The South Australian Country Fire Authority will be led from next month by British firefighter Mark Jones, who played a key role in recent reforms to ACT emergency service management.

Jones said he was attracted to the South Australian lifestyle as well as working with a group of “highly-valued volunteers” but he might have some bridges to build with the Country Fire Service Volunteers Association, which did not support his appointment.

“The South Australian Country Fire Service consists of a dedicated and valued group of people and I am looking forward to the opportunity to work with such a respected organisation,” Jones said in a statement.  “I am keen to get on the road and meet the volunteers we depend upon.”

The CFSVA board set its own criteria for the new chief — the person would need experience leading a similar volunteer emergency service workforce and “extensive knowledge and understanding of the Australian topography in relation to fire behaviour” in the association’s view.
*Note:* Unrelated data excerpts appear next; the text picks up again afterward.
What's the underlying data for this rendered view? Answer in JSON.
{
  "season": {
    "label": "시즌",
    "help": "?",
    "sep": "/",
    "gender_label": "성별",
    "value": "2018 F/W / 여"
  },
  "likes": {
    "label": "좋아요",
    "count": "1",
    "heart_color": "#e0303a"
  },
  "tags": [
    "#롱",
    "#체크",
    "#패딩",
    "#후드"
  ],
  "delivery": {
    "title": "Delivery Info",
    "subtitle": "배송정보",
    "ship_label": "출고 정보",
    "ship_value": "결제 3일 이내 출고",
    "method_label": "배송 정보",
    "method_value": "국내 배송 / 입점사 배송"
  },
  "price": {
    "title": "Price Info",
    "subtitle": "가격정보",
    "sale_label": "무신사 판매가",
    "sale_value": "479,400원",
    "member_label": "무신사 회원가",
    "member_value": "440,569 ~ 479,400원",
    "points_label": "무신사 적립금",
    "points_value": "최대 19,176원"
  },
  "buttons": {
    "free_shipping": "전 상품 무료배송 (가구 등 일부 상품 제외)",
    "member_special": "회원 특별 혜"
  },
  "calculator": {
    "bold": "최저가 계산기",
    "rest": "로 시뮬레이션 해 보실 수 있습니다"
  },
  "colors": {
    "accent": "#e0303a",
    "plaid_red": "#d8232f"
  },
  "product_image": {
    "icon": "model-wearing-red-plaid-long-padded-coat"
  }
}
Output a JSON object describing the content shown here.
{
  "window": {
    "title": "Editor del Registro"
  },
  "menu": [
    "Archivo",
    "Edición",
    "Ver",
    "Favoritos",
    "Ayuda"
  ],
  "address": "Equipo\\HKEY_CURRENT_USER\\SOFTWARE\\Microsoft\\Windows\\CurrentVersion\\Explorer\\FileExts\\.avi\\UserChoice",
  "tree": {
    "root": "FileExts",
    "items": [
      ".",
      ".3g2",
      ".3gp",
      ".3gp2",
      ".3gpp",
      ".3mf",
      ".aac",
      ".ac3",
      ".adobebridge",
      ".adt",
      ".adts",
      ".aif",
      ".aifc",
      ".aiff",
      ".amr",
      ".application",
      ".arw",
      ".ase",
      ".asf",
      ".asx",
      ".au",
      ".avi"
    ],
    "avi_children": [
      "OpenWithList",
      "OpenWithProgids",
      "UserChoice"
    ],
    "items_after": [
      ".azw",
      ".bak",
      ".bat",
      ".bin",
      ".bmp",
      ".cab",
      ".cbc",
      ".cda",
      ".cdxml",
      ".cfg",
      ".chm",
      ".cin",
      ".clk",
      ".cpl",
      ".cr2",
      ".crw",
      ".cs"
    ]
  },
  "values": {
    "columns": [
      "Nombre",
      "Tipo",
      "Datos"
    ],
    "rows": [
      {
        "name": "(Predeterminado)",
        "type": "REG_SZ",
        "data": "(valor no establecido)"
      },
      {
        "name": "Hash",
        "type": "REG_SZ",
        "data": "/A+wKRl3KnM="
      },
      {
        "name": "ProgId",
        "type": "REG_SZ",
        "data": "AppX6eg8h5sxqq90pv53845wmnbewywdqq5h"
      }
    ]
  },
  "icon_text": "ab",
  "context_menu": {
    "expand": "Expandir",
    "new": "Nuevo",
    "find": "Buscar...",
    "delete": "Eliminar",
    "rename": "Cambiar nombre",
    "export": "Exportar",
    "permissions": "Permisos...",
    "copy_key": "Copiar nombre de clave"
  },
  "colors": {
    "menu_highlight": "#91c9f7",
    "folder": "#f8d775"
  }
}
It also had a representative on the selection panel who did not believe Jones fit the bill.

The Minister for Police, Emergency Services and Correctional Services, Corey Wingard, said he had contacted the CFSVA in late June and offered to meet its representatives but was disappointed the group had not accepted the invitation and instead made its views public.

Wingard said Jones, a former chief of Buckinghamshire and Milton Keynes Fire and Rescue Service in the UK, had gained “significant experience at working with volunteer organisations” in a career spanning over 30 years.

“Crucially, Mr Jones also has an extensive background in working with the International Firefighters Association — an organisation with about five million members, the majority of whom are volunteers,” the minister said in a statement.

He was also deputy chief of the Essex County Fire and Rescue Service, and moved to Canberra to lead an internal reform process in the ACT Emergency Services Agency a few years ago before returning to the UK where he is currently the Head of Resilience and Specialist Assets for London Ambulance.

Jones chaired the UK’s Forest Fires Commission between 2005 and 2010 and “his achievements were noted by the UK Government as a vital connection to the volunteer community” according to Wingard, who emphasised his experience leading volunteers several times.

“Mr Jones is about as highly-credentialled of an applicant we could have hoped for and will be an asset to the Country Fire Service and the Emergency Services sector as a whole,” Wingard said.

“His achievements in helping deliver a volunteer-centric culture between firefighters was also noted by the selection panel.

“I look forward to working with Mr Jones in ensuring the CFS can continue the excellent work it does for all South Australians.”

Jones has completed a program for senior executives in state and local government at Harvard University in 2011 and has worked on European and United Nations committees on firefighting policy development and emergency planning.

He was brought in to review Canberra’s fire and rescue service in 2015 and his report, suggesting where management staff could be cut from the agency, was promptly leaked to the media.

A few months later he was appointed to lead a reform process for the whole ACT Emergency Services Agency, attracting concern from the Canberra branch of the United Firefighters Union based on the experience of its comrades the previous year in the United Kingdom.

In Buckinghamshire, Jones clashed with unions over budget cuts and industrial action got particularly heated in 2014 after one firefighter was sacked for what the agency argued was an illegal strike.

In the same year, Jones was awarded the Queens Fire Service Medal.